The “timeit” module lets you measure the execution time of small bits of Python code. This can help you find the execution time of your code and thus help in a quick performance improvement of your code. A tiny example follows.
>>> import timeit
>>> timeit.timeit('"-".join(str(n) for n in range(100))', number=10000)
0.2938678440004878
>>> timeit.timeit('"-".join([str(n) for n in range(100)])', number=10000)
0.26015590599854477
>>> timeit.timeit('"-".join(map(str, range(100)))', number=10000)
0.26461737899808213
Please note that every time, the execution time varies for the same snippet. in the first two cases. The third one does the same thing but has a different execution time. This profiling helps with performant code going to your production.
Also, this different execution time for the same exact code depends on a lot of factors, the major one being how busy your CPU was at the time of executing this code.

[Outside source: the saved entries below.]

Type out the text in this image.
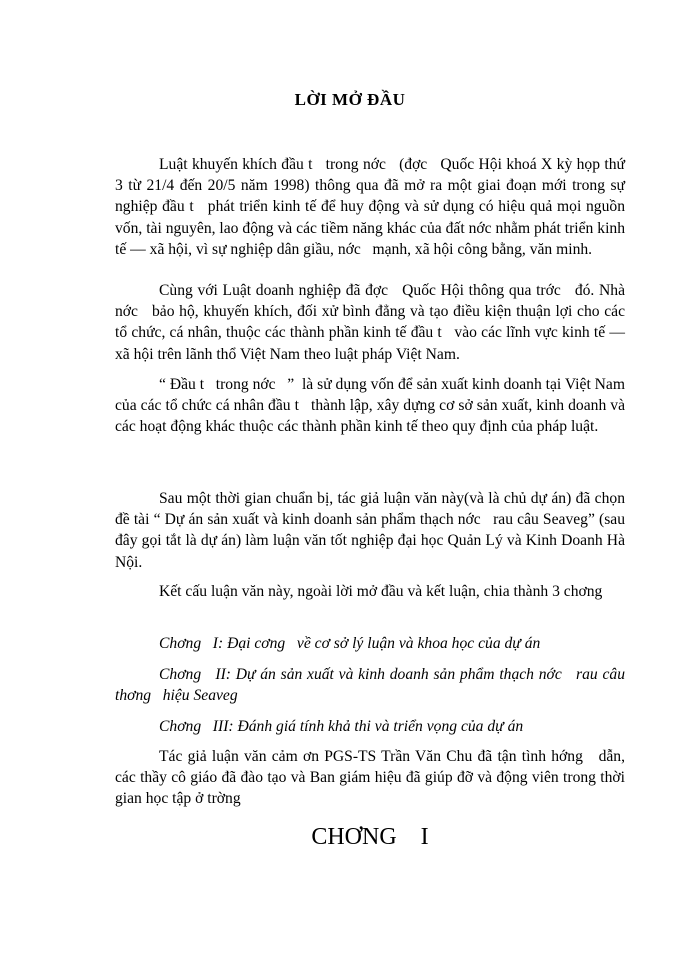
LỜI MỞ ĐẦU

Luật khuyến khích đầu t   trong nớc   (đợc   Quốc Hội khoá X kỳ họp thứ 3 từ 21/4 đến 20/5 năm 1998) thông qua đã mở ra một giai đoạn mới trong sự nghiệp đầu t   phát triển kinh tế để huy động và sử dụng có hiệu quả mọi nguồn vốn, tài nguyên, lao động và các tiềm năng khác của đất nớc nhằm phát triển kinh tế — xã hội, vì sự nghiệp dân giầu, nớc   mạnh, xã hội công bằng, văn minh.

Cùng với Luật doanh nghiệp đã đợc   Quốc Hội thông qua trớc   đó. Nhà nớc   bảo hộ, khuyến khích, đối xử bình đẳng và tạo điều kiện thuận lợi cho các tổ chức, cá nhân, thuộc các thành phần kinh tế đầu t   vào các lĩnh vực kinh tế — xã hội trên lãnh thổ Việt Nam theo luật pháp Việt Nam.

“ Đầu t   trong nớc   ”  là sử dụng vốn để sản xuất kinh doanh tại Việt Nam của các tổ chức cá nhân đầu t   thành lập, xây dựng cơ sở sản xuất, kinh doanh và các hoạt động khác thuộc các thành phần kinh tế theo quy định của pháp luật.

Sau một thời gian chuẩn bị, tác giả luận văn này(và là chủ dự án) đã chọn đề tài “ Dự án sản xuất và kinh doanh sản phẩm thạch nớc   rau câu Seaveg” (sau đây gọi tắt là dự án) làm luận văn tốt nghiệp đại học Quản Lý và Kinh Doanh Hà Nội.

Kết cấu luận văn này, ngoài lời mở đầu và kết luận, chia thành 3 chơng

Chơng   I: Đại cơng   về cơ sở lý luận và khoa học của dự án

Chơng   II: Dự án sản xuất và kinh doanh sản phẩm thạch nớc   rau câu thơng   hiệu Seaveg

Chơng   III: Đánh giá tính khả thi và triển vọng của dự án

Tác giả luận văn cảm ơn PGS-TS Trần Văn Chu đã tận tình hớng   dẫn, các thầy cô giáo đã đào tạo và Ban giám hiệu đã giúp đỡ và động viên trong thời gian học tập ở trờng

CHƠNG    I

The module function timeit.timeit(stmt, setup, timer, number) accepts four arguments:
- stmt which is the statement you want to measure; it defaults to ‘pass’.
- setup which is the code that you run before running the stmt; it defaults to ‘pass’.
We generally use this to import the required modules for our code. - timer which is a timeit.Timer object; it usually has a sensible default value so you don’t have to worry about it.
- number which is the number of executions you’d like to run the stmt.